BRUSSELS – European Commission has received an official letter from the Prime Minister of Montenegro and is working on a response on how to support the country in repaying the loan taken from Chinese ExIm Bank in 2014.
“We will not pre-empt this by publicly commenting on various options or speculations. The EU does not and cannot repay loans from third parties, however, we do stand by Montenegro and are working on exploring options on how to provide support, in line with EU policy and financial rules”, EC Spokeswoman Ana Pisonero said for European Western Balkans.
Previously, the only information available to the public was that Deputy Prime Minister Dritan Abazović asked for EU’s assistance in a meeting with European Parliament Foreign Affairs Committee (AFET) in March. The statements of EC Spokespersons earlier this week that the EU does not help with repaying the loans from the third parties has caused negative reactions.
“The Chinese government has the chance (if Montenegro cannot serve the loan) to take over main parts of Montenegro’s coastline. So, before that we should think twice not to play in the Chinese hands again,” wrote MEP Viola von Cramon (Greens/EFA) on Twitter earlier this week.
If Montenegro were to default on the loan worth almost $1 billion, the terms of the contract give China the right to access Montenegrin land as collateral, Financial Times reported recently.
One of the questions that remains unanswered is how exactly the EU can help Montenegro with the situation. Ana Pisonero reminds that the framework of the Economic and Investment Plan for the Western Balkans, presented in October last year, is aiming to mobilise up to €9 billion for the reagion.
“We are confident that with the Economic and Investment Plan the EU can offer the best possible conditions for major infrastructure investments in the Western Balkans. We are providing a mix of grants, guarantees and preferential loans from International Financing Institutions, such as the EIB and EBRD. This will help governments in the region to get best value for money for ‘future-proof’ investments”, Pisonero says.
Tena Prelec, Research Fellow at the University of Oxford and member of the Balkans in Europe Policy Advisory Group (BiEPAG), says that the EU does have the instruments to help Montenegro and that it should step in.
“Montenegro is in the EU’s backyard: it would be, finally, a concrete way to show that the EU is indeed ‘a player, a true geostrategic actor, [and not] just the playground’, (a quote by HR Borrell) by taking a constructive stance in its immediate neighborhood. There are lots of European agencies that can provide the loan to repay the Chinese. It is only $1bn, whereas the EU banking system is flush with liquidity at the moment. For instance, the European Investment Bank (EIB) could step in. If not, I do not see why a consortium of EU banks cannot step in to give the loan”, Prelec says for EWB.
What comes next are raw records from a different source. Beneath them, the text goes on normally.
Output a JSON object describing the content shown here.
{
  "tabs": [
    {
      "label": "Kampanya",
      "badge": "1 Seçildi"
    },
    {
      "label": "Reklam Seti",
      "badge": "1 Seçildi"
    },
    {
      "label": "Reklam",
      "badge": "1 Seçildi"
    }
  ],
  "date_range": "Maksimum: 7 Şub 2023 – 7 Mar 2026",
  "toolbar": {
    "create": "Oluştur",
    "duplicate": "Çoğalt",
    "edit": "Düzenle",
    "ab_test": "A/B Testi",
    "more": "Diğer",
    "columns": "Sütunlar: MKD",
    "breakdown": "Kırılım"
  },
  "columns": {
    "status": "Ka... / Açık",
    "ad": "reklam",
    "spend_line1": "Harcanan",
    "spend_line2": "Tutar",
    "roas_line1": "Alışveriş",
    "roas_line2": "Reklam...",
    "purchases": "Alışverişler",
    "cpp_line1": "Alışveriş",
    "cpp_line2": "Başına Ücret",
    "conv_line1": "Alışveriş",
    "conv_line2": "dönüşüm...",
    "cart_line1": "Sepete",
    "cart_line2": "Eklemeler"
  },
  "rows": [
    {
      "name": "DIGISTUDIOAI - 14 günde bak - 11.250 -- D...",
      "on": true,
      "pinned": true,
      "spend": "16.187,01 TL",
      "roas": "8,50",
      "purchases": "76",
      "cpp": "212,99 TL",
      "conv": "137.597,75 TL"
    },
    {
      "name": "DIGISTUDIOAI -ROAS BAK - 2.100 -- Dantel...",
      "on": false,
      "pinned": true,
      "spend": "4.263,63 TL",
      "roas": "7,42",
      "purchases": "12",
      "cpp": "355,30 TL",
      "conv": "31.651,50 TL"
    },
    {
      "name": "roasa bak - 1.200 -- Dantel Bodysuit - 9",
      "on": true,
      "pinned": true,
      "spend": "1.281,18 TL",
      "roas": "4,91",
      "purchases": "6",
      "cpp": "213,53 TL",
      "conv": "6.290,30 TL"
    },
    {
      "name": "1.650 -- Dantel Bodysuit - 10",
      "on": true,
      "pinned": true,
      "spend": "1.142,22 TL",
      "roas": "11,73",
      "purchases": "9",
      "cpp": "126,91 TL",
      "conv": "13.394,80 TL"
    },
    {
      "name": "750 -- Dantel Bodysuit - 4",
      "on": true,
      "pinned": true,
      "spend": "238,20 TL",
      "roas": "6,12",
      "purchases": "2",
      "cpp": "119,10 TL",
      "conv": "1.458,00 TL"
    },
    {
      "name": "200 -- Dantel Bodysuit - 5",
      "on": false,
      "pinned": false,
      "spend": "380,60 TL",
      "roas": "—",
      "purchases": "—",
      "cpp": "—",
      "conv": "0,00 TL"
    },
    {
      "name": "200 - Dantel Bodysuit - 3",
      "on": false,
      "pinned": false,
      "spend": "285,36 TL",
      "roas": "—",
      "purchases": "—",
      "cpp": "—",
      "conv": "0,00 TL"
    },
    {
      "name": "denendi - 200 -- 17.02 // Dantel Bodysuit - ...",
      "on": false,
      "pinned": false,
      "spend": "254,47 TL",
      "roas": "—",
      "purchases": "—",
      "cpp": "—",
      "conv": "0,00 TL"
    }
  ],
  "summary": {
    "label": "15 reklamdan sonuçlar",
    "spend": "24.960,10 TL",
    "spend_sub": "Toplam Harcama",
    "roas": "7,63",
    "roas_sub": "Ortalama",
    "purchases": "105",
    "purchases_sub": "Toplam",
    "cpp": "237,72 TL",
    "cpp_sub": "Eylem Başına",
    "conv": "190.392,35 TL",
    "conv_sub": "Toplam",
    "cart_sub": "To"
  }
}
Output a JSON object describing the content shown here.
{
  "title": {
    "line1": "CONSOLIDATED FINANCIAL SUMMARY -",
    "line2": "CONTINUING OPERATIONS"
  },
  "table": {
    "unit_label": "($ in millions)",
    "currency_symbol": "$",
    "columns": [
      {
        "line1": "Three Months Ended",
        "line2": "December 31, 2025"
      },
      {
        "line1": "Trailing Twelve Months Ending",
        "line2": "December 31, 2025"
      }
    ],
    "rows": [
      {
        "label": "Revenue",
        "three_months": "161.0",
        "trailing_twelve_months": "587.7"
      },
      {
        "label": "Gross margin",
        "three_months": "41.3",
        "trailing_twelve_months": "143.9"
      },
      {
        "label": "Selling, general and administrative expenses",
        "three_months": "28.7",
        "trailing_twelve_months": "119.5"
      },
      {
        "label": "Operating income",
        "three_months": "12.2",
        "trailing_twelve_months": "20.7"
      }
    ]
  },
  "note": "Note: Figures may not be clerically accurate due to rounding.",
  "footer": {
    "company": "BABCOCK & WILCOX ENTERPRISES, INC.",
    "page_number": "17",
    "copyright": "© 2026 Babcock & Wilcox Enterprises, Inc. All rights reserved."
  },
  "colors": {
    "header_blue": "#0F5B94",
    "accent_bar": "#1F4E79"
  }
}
Professor Florian Bieber of the University of Graz, coordinator of the Balkans in Europe Policy Advisory Group (BiEPAG), says for our portal that he understands the underlying logic of the EU not wanting to refinance external loans it had warned against.
“The obvious risk what is called moral hazard, if one can get out of bad loans, governments might be more likely to take them”, Bieber says.
However, he still believes that this will be a missed opportunity if any assistance was to be denied.
“First, the government of Montenegro is different from the one that signed the loan. In fact, several parties from the current coalition have been very critical of the project from the beginning. It is thus not helpful to leave the new government stuck with the deal, especially considering the problematic democratic environment under which the previous government took the decision. Second, if the EU considers itself as a geopolitical actor, it should have a strong interest in not having a country in the Western Balkans strongly dependent and indebted to China for reasons of geopolitical influence and the ability of China to use the leverage domestically. It is thus in the self-interest of the EU to break such dependencies. Finally, it helps to restore the support for reforms and trust in the EU, rather than alienate Montenegro. Altogether, it is an opportunity missed”, Bieber concludes.